Last updated on: December 8, 2015, 01:50h.
Pennsylvania could be standing on the brink of legal online gambling, at least if the state’s House gets its way.
Two budget plans have emerged as the state legislature seeks a speedy end to its five-month-long budget impasse, one of which, proposed by the House, would legalize online gambling as soon as possible.
The $30.2 House billion budget plan pushed forward this week in Pennsylvania would increase funding for public schools, and specifies that the additional spending would be covered by revenue from Internet gaming, as well as a hike on cigarette taxes.
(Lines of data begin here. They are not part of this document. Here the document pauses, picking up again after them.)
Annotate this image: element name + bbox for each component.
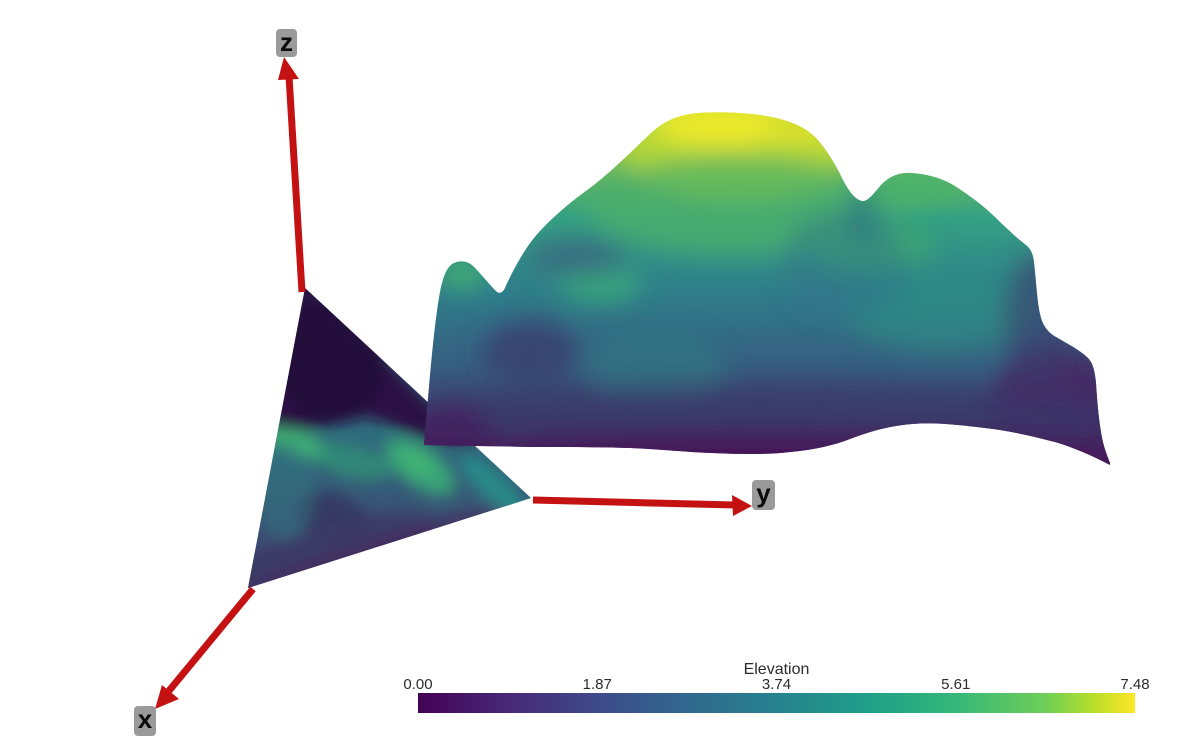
x-axis-arrow <box>155 586 256 709</box>
terrain-mesh <box>424 112 1110 465</box>
colorbar: Elevation 0.00 1.87 3.74 5.61 7.48 <box>403 661 1150 713</box>
z-axis-arrow <box>278 57 306 293</box>
colorbar-tick-4: 7.48 <box>1120 676 1149 693</box>
colorbar-title: Elevation <box>744 661 810 678</box>
x-axis-label: x <box>134 704 156 736</box>
z-axis-label-text: z <box>280 27 293 57</box>
colorbar-tick-1: 1.87 <box>583 676 612 693</box>
z-axis-label: z <box>276 27 297 57</box>
colorbar-tick-2: 3.74 <box>762 676 791 693</box>
y-axis-label-text: y <box>756 478 771 508</box>
y-axis-arrow <box>532 495 752 516</box>
y-axis-label: y <box>752 478 775 510</box>
x-axis-label-text: x <box>138 704 153 734</box>
colorbar-tick-0: 0.00 <box>403 676 432 693</box>
colorbar-tick-3: 5.61 <box>941 676 970 693</box>
colorbar-gradient <box>418 693 1135 713</box>
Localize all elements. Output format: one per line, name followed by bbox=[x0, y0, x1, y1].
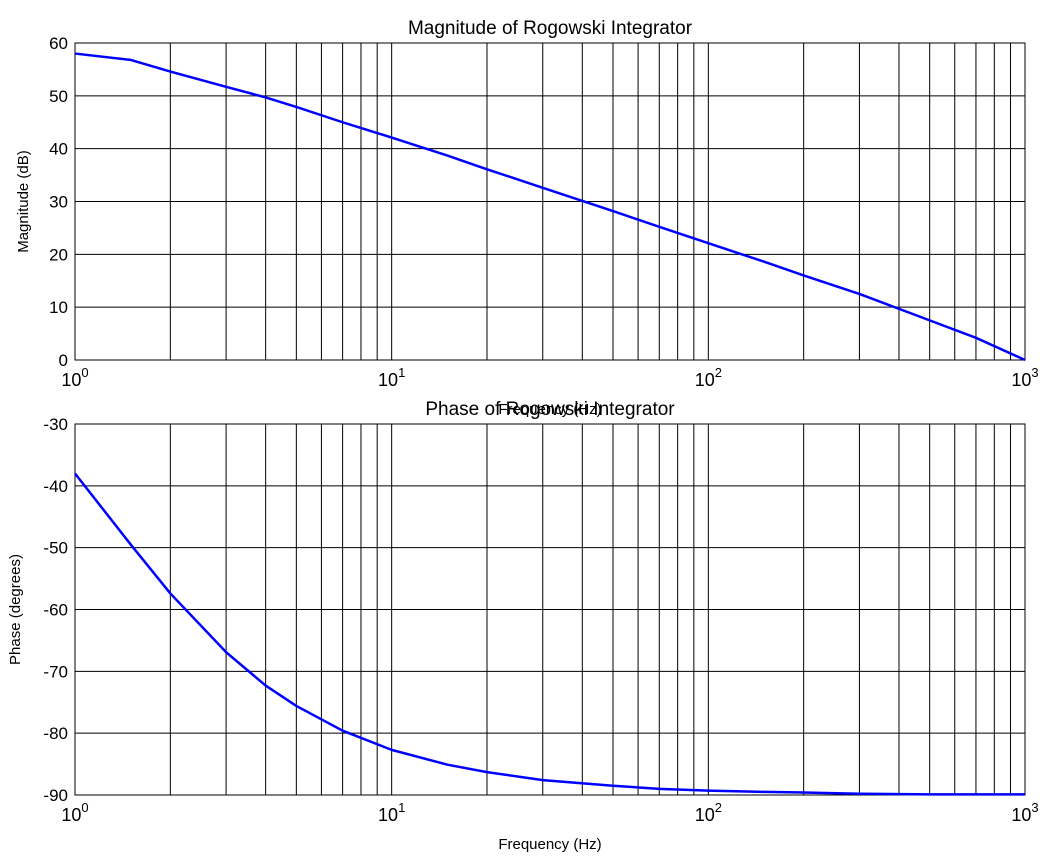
y-tick-label: -30 bbox=[43, 415, 68, 434]
data-line bbox=[74, 52, 1026, 362]
x-tick-base: 10 bbox=[695, 805, 715, 825]
x-tick-label: 100 bbox=[61, 365, 88, 390]
y-tick-label: -80 bbox=[43, 724, 68, 743]
x-tick-label: 101 bbox=[378, 365, 405, 390]
y-tick-label: 40 bbox=[49, 140, 68, 159]
chart-title: Phase of Rogowski Integrator bbox=[425, 399, 675, 420]
x-tick-base: 10 bbox=[1011, 805, 1031, 825]
axes-frame bbox=[74, 423, 1026, 796]
x-tick-power: 1 bbox=[398, 800, 405, 815]
axes-frame bbox=[74, 42, 1026, 361]
x-tick-label: 102 bbox=[695, 800, 722, 825]
x-tick-power: 0 bbox=[81, 365, 88, 380]
y-tick-label: -70 bbox=[43, 662, 68, 681]
x-tick-power: 0 bbox=[81, 800, 88, 815]
x-axis-label: Frequency (Hz) bbox=[498, 836, 601, 853]
x-tick-power: 2 bbox=[715, 800, 722, 815]
y-tick-label: 10 bbox=[49, 298, 68, 317]
x-tick-base: 10 bbox=[378, 805, 398, 825]
x-tick-base: 10 bbox=[61, 805, 81, 825]
x-tick-base: 10 bbox=[61, 370, 81, 390]
x-tick-base: 10 bbox=[1011, 370, 1031, 390]
y-tick-label: -90 bbox=[43, 786, 68, 805]
y-tick-label: 30 bbox=[49, 193, 68, 212]
x-tick-power: 2 bbox=[715, 365, 722, 380]
y-tick-label: -50 bbox=[43, 539, 68, 558]
x-tick-label: 102 bbox=[695, 365, 722, 390]
y-tick-label: 50 bbox=[49, 87, 68, 106]
y-axis-label: Magnitude (dB) bbox=[15, 150, 32, 253]
chart-title: Magnitude of Rogowski Integrator bbox=[408, 18, 693, 39]
x-tick-base: 10 bbox=[378, 370, 398, 390]
x-tick-label: 103 bbox=[1011, 800, 1038, 825]
y-axis-label: Phase (degrees) bbox=[7, 554, 24, 665]
x-tick-base: 10 bbox=[695, 370, 715, 390]
x-tick-power: 1 bbox=[398, 365, 405, 380]
y-tick-label: 20 bbox=[49, 245, 68, 264]
data-line bbox=[74, 472, 1025, 796]
x-tick-power: 3 bbox=[1031, 800, 1038, 815]
x-axis-label: Frequency (Hz) bbox=[498, 401, 601, 418]
x-tick-label: 100 bbox=[61, 800, 88, 825]
y-tick-label: -40 bbox=[43, 477, 68, 496]
y-tick-label: 0 bbox=[59, 351, 68, 370]
y-tick-label: 60 bbox=[49, 34, 68, 53]
x-tick-label: 101 bbox=[378, 800, 405, 825]
y-tick-label: -60 bbox=[43, 601, 68, 620]
x-tick-power: 3 bbox=[1031, 365, 1038, 380]
x-tick-label: 103 bbox=[1011, 365, 1038, 390]
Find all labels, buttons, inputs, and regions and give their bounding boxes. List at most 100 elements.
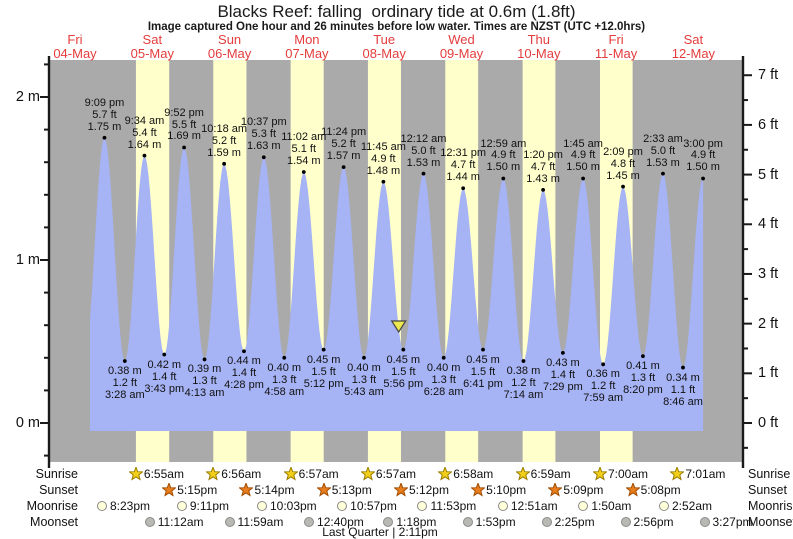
page-title: Blacks Reef: falling ordinary tide at 0.… [217, 2, 576, 21]
sunset-time: 5:08pm [640, 483, 681, 497]
sunrise-star-icon [360, 466, 375, 481]
low-tide-dot [321, 347, 326, 352]
right-axis-label: 4 ft [758, 216, 779, 233]
high-tide-dot [301, 170, 306, 174]
low-tide-annotation: 0.40 m 1.3 ft 4:58 am [264, 361, 305, 398]
sunrise-time: 6:59am [530, 467, 571, 481]
high-tide-annotation: 12:59 am 4.9 ft 1.50 m [480, 137, 527, 174]
low-tide-annotation: 0.39 m 1.3 ft 4:13 am [184, 363, 225, 400]
sunrise-star-icon [128, 466, 143, 481]
low-tide-annotation: 0.45 m 1.5 ft 5:56 pm [383, 353, 424, 390]
low-tide-dot [681, 365, 685, 370]
right-axis-label: 0 ft [758, 415, 779, 431]
high-tide-annotation: 9:09 pm 5.7 ft 1.75 m [84, 96, 125, 133]
day-label: Wed 09-May [439, 32, 484, 62]
low-tide-annotation: 0.36 m 1.2 ft 7:59 am [583, 368, 624, 405]
moon-phase-label: Last Quarter | 2:11pm [322, 525, 438, 539]
low-tide-dot [441, 355, 446, 360]
high-tide-annotation: 11:45 am 4.9 ft 1.48 m [360, 140, 406, 177]
high-tide-dot [541, 188, 545, 192]
low-tide-dot [561, 351, 565, 355]
low-tide-annotation: 0.43 m 1.4 ft 7:29 pm [543, 356, 583, 393]
sunrise-time: 7:01am [685, 467, 726, 481]
sunrise-star-icon [438, 466, 453, 481]
moonrise-time: 8:23pm [110, 499, 151, 513]
low-tide-annotation: 0.45 m 1.5 ft 6:41 pm [463, 353, 503, 390]
low-tide-annotation: 0.41 m 1.3 ft 8:20 pm [623, 360, 663, 397]
high-tide-dot [421, 171, 426, 176]
high-tide-dot [341, 165, 346, 169]
high-tide-annotation: 11:02 am 5.1 ft 1.54 m [281, 130, 327, 167]
sunrise-time: 6:57am [298, 467, 339, 481]
moonset-circle-icon [144, 516, 155, 527]
moonset-time: 3:27pm [712, 515, 753, 529]
high-tide-annotation: 1:45 am 4.9 ft 1.50 m [563, 137, 603, 174]
moonset-circle-icon [699, 516, 710, 527]
high-tide-annotation: 3:00 pm 4.9 ft 1.50 m [683, 137, 723, 174]
moonrise-circle-icon [658, 500, 669, 511]
moonset-time: 2:56pm [633, 515, 674, 529]
sunset-star-icon [393, 482, 408, 497]
high-tide-annotation: 9:52 pm 5.5 ft 1.69 m [164, 106, 204, 143]
sunrise-time: 6:55am [143, 467, 184, 481]
sunrise-star-icon [283, 466, 298, 481]
sunrise-time: 7:00am [607, 467, 649, 481]
low-tide-dot [162, 352, 167, 357]
moonrise-time: 12:51am [510, 499, 558, 513]
moonrise-circle-icon [97, 500, 107, 511]
high-tide-dot [381, 179, 386, 184]
moonset-time: 12:40pm [317, 515, 364, 529]
high-tide-dot [142, 153, 147, 158]
moonset-circle-icon [620, 516, 631, 527]
high-tide-annotation: 11:24 pm 5.2 ft 1.57 m [321, 126, 367, 163]
low-tide-dot [641, 354, 645, 359]
current-time-marker [390, 320, 407, 334]
moonset-time: 1:18pm [396, 515, 437, 529]
day-label: Sat 05-May [130, 32, 174, 62]
moonrise-time: 10:03pm [269, 499, 317, 513]
row-label-moonset-right: Moonset [748, 514, 793, 529]
low-tide-dot [282, 355, 287, 360]
row-label-sunrise-left: Sunrise [35, 466, 78, 481]
sunset-star-icon [239, 482, 254, 497]
moonrise-time: 11:53pm [430, 499, 477, 513]
moonset-circle-icon [462, 516, 473, 527]
right-axis-label: 3 ft [758, 265, 779, 282]
row-label-moonrise-left: Moonrise [26, 498, 78, 513]
high-tide-dot [701, 176, 705, 181]
moonset-time: 1:53pm [475, 515, 516, 529]
moonrise-circle-icon [497, 500, 508, 511]
right-axis-label: 1 ft [758, 365, 779, 382]
moonrise-circle-icon [256, 500, 267, 511]
low-tide-dot [601, 362, 606, 367]
sunrise-time: 6:58am [453, 467, 494, 481]
sunrise-star-icon [592, 466, 607, 481]
left-axis-label: 0 m [15, 415, 40, 431]
high-tide-dot [501, 176, 506, 181]
low-tide-annotation: 0.45 m 1.5 ft 5:12 pm [303, 353, 344, 390]
day-label: Fri 04-May [53, 32, 97, 62]
moonrise-circle-icon [176, 500, 187, 511]
sunset-star-icon [471, 482, 486, 497]
day-label: Sat 12-May [671, 32, 716, 62]
sunset-time: 5:15pm [177, 483, 218, 497]
moonrise-time: 10:57pm [350, 499, 397, 513]
sunrise-star-icon [206, 466, 221, 481]
low-tide-annotation: 0.38 m 1.2 ft 7:14 am [503, 365, 544, 402]
sunset-star-icon [162, 482, 177, 497]
high-tide-annotation: 12:31 pm 4.7 ft 1.44 m [440, 147, 487, 184]
row-label-moonset-left: Moonset [30, 514, 78, 529]
moonrise-circle-icon [417, 500, 428, 511]
sunset-star-icon [548, 482, 563, 497]
low-tide-dot [481, 347, 485, 352]
low-tide-dot [202, 357, 207, 362]
row-label-sunrise-right: Sunrise [748, 466, 791, 481]
high-tide-dot [581, 176, 585, 181]
row-label-sunset-right: Sunset [748, 482, 787, 497]
high-tide-annotation: 10:37 pm 5.3 ft 1.63 m [240, 116, 287, 153]
low-tide-annotation: 0.44 m 1.4 ft 4:28 pm [224, 355, 264, 392]
low-tide-annotation: 0.42 m 1.4 ft 3:43 pm [144, 358, 185, 395]
sunset-time: 5:14pm [254, 483, 295, 497]
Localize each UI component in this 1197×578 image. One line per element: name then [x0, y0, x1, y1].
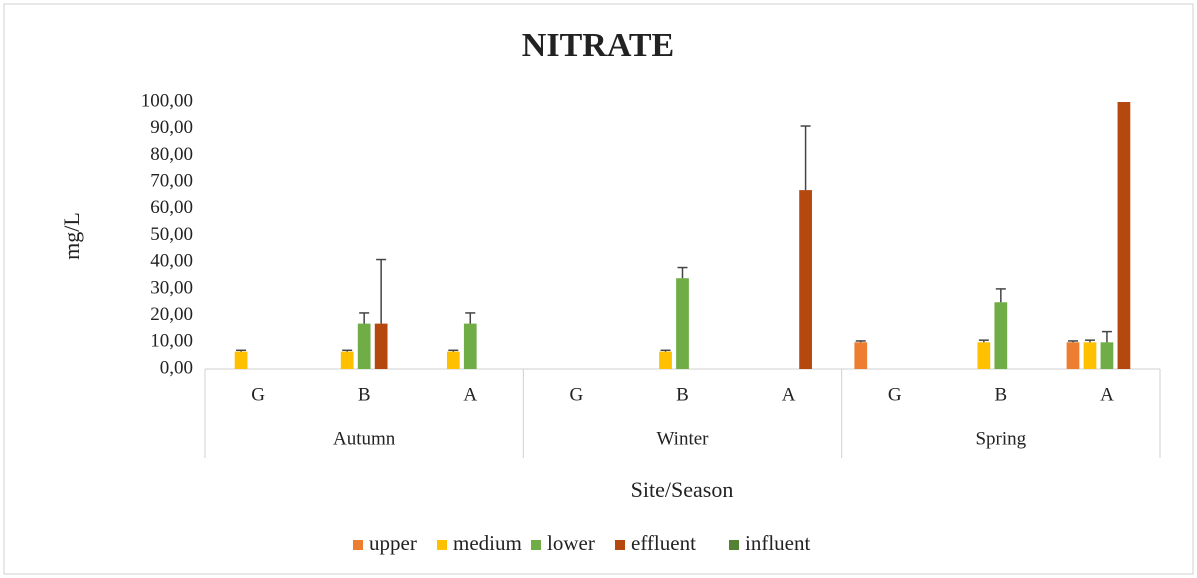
error-bar	[660, 349, 671, 352]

The figures quoted in the plan ($120 million generated by online gaming, plus $24 million in one-off online gaming license fees) correspond exactly with the projections of John Payne’s HB 649, an online gambling bill that was approved by the House Gaming and Oversight Committee last month.
It is unknown whether the budget plan is proposing to adopt only certain aspects of the Payne bill or the bill in its entirety.
Payne Bill Proposals
HB 649 was introduced in February, but appeared to be going nowhere until interest in the online gambling question was revived by the budget impasse. Republicans were unwilling to lean on the taxpayer to plug Pennsylvania’s $2 billion deficit and, as the standoff continued, alternative means of raising revenue became an increasing necessity.
The bill proposes that only the state’s existing gaming licensees would be eligible to apply for an online license. It suggests a tax rate of 14 percent of gross gaming revenue, which is one percent lower than New Jersey, and a one-off licensing fee of $5 million.
HB 649 has no specific “bad actor” provisions, which would potentially allow PokerStars to enter a future online poker market, and it is very open to the idea of interstate liquidity sharing.
Less Support in the Senate
The idea of online gambling regulation holds less weight in the Senate than it does in the House, and meanwhile, the Senate is pushing its own budget plan that is unlikely to include any form of gaming expansion.
We don’t know for sure yet, because the Senate plan includes no details on revenue generation, just expenditures. These expenditures amount to half a billion dollars more than the House plan, which raises the question of how it intends to fund its plan.
What is for sure, is that one of these plans must be approved by Congressional vote and it must be done quickly.
“Maybe we should have been in this spot in July,” Senate Majority Leader Jake Corman told Philly.com this week. “But we need to get something that we can all sign and pass [so] we can get this thing over with.”